I’ll finish with my thoughts on the Savoy recipe, but regardless of the exact recipe DeGroff was dumping on, I think he’s wrong on many levels.
First off, the Aviation is a helluva cocktail. It is attractive, balanced, and delicious. If you don’t like maraschino liqueur, fine. I can’t abide Campari, but I don’t claim the friggin’ Negroni is some kind of over-hyped nothing.

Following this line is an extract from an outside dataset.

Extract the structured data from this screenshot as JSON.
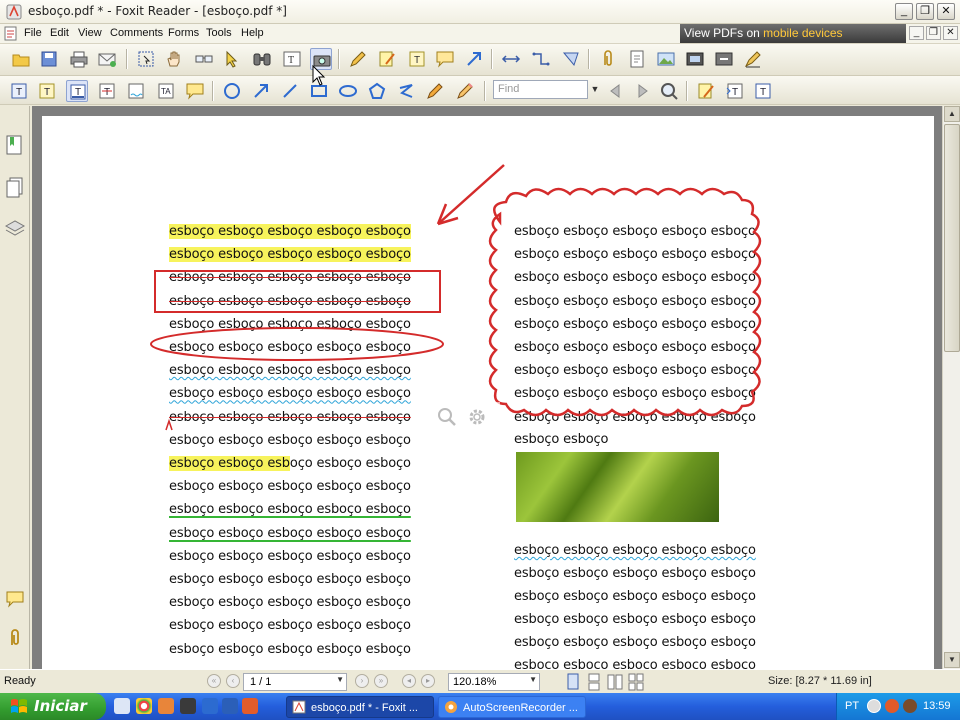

But more importantly, I contend that Dale should look at his freaking bank balance and realize that a good chunk of the cash therein is owed to this cocktail. And yes, I’m serious. The Aviation may be a bit passé these days, to the point that the kind of people who use phrases like, “I’m so over____” and “____is so yesterday” on occasion today use those phrases in regards to the Aviation. (For the record, I’m so over both those constructions; they are so yesterday.) But both phrases support my point, since they are only used for things that once were in fact the cat’s pajamas. And the Aviation was said PJs. And said PJs at a critical moment in the craft cocktail renaissance. Back when hordes of people like me were just getting started into this movement, when quality, craft cocktails were just seeing a glimmer of commercial acceptance, the Aviation was the Secret Handshake™ of the movement.
(I also take a bit of personal exception to Dale’s dismissive comment, “It was a darling of the Internet.” Sorry Dale, but you can’t just note the fact that for a good long time this drink was a huge favorite of the largest community driver of the Cocktail Renaissance, then dismiss that same community of your best customers as connoisseurs of “hand soap” without expecting some stormy waters….)
The well-made Aviation simply embodies some of the most critical elements in our art, elements that apparently even some of our best have come to take for granted; things like fresh juice, especially citrus; legacy ingredients like Maraschino or even resurrected ones like Creme de Violette; drier and/or more delicate flavors; freaking gin. This drink is important, damn it… In addition to being delicious.
I still love you, Dale, but don’t let this happen again.
Now, since Angus has already been engaging in damage control over this with me via Twitter, I suppose I should address the word from the Spin Room.
I may have fudged with those attributions just a bit….
Anyway, I find it odd that Dale would really have been only singling out the Savoy version of the Aviation because I for one have never seen nor heard anyone actually advocate making an Aviation as printed in the Savoy. If you are going to single out a drink no one makes as one people should stop making….
And again, neither Esquire nor the Times seemed to pick up on this fairly major qualification.
That said, the Savoy recipe is indeed pretty lame. It simply is too sour and doesn’t include the Creme de Violette in the first place. But even though this version is mostly lemon and evergreens, it still doesn’t taste like hand soap, unless Dale uses some nasty kind of lemon in his drinks, which I’m pretty sure he does not.
And besides, the session had also been told that the Snowball was the only bad recipe in the Savoy….
You can even get Creme de Violette in places like Ohio these days, so if you don’t understand what this drink is I’m making a such a fuss over, you owe it to yourself to give it a whirl. Here’s the recipe I most often use:
- 2 oz. light, floral gin
- 1/2 oz. fresh lemon juice that doesn’t taste like hand soap
- 1/4 oz. Luxardo Maraschino Liqueur
- 1/4 oz. Rothman & Winter’s Creme de Violette
Combine in a shaker with ice and shake moderately. Strain into a cocktail glass or coupe and garnish with a single home-made brandied cherry.